Издали увидев Глафиру Васильевну, весело закивал головой. Раньше он никогда не подходил к ней ближе чем на три-четыре шага, держался скромно, а на этот раз взял под руку и громко сказал:
— Пройдемся немного!..
На ходу вытаскивал из кармана пакетики со шрифтом, передавал их из рук в руки, под муфтой.
А она сначала запихивала пакетики в муфту, а когда та стала полная — перекладывала в карманы, наклонялась к Зое и той насыпала в карманы.
Забрав все, что принес Андрей Иванович, они разошлись. На прощанье Подопригора попросил:
— Придете еще через два часа...
Оставив шрифты в торфе, в другой раз пошла одна, без Зои. Боялась, как бы не накликать беду на дочку. Если уж придется погибнуть, то лучше одной.
— Теперь будем в другие места носить, а то у вас много набралось... Да, пожалуй, и рискованно в одном месте весь шрифт хранить, — сказал ей Подопригора.
А спустя день Трошин, Удод и Полонейчик прошли Театральный проезд — глухую улицу, которая упиралась в речку Свислочь на самом крутом ее повороте, затем берегом направились вниз, мимо старых деревянных домиков. Вскоре Подопригора, шедший впереди, остановился возле двухэтажного дома, внимательно огляделся, потом вошел в дверь. Через несколько минут в одном из окон показалась его борода, глаза весело улыбались.

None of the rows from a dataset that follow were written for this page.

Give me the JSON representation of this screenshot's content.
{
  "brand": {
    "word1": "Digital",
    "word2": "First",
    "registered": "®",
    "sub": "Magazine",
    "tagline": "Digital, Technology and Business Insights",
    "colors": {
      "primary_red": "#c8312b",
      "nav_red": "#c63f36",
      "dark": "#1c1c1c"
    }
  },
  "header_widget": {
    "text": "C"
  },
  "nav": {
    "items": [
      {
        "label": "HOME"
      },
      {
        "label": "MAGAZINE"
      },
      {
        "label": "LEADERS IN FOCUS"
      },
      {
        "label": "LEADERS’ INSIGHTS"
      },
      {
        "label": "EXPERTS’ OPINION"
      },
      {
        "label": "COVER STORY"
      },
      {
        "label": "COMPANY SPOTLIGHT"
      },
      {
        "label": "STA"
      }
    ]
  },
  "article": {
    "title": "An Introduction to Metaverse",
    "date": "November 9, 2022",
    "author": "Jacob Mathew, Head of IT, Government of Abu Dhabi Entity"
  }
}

— Прошу заходить, полиграфисты.
Встретила их хозяйка.
— Пожалуйста, пожалуйста, — приветливо пригласила она.
— Знакомьтесь, хлопцы, это Софья Антоновна, — сказал Андрей Иванович. — Следующий раз вы и без меня найдете сюда дорогу. А сейчас выворачивайте свои карманы...
Корзинку со шрифтом Софья Антоновна засунула под кровать.
— Вот какие женщины у нас есть! — восхищенно сказал Полонейчик, когда «полиграфисты» вышли на улицу. — Ведь она хорошо знает, что ожидает ее, если фашисты найдут наш товар. И ничего себе.
— А мы перепугались, — насмешливо заметил Трошин. — Не доведется ли мужества у женщин занимать...
— Довольно самокритику наводить, — примирил их Удод. — Еще не раз нужно будет мужество свое показать. Вон сколько шрифта осталось в немецкой типографии. Да еще верстатки, да валики... Все это нужно вынести...
Да, нужно. И все это они приносили на квартиры Глафиры Васильевны Сусловой и Софьи Антоновны Гордей, ежеминутно рискуя своей жизнью. Через несколько дней наборщик Борис Чипчин в районе гетто, в одном из домиков на улице Островского, набирал первые листовки, а затем и небольшую газету «Вестник Родины». Слова большевистской правды искрами вспыхнули в оккупированном городе, кипевшем лютой ненавистью к врагам.
Они считались земляками. Неважно, что один родился в Батуми, другой — в Воронеже. Исай Казинец перед войной работал инженером в Белостоке, Сережа Благоразумов — в Ломже, пионервожатым в третьей средней школе. Дороги отступления свели их вместе и сразу же разлучили. Только спустя несколько месяцев, после того как Сережа освободился из лагеря гражданских пленных, они снова встретились, на этот раз уже на Советской улице в Минске.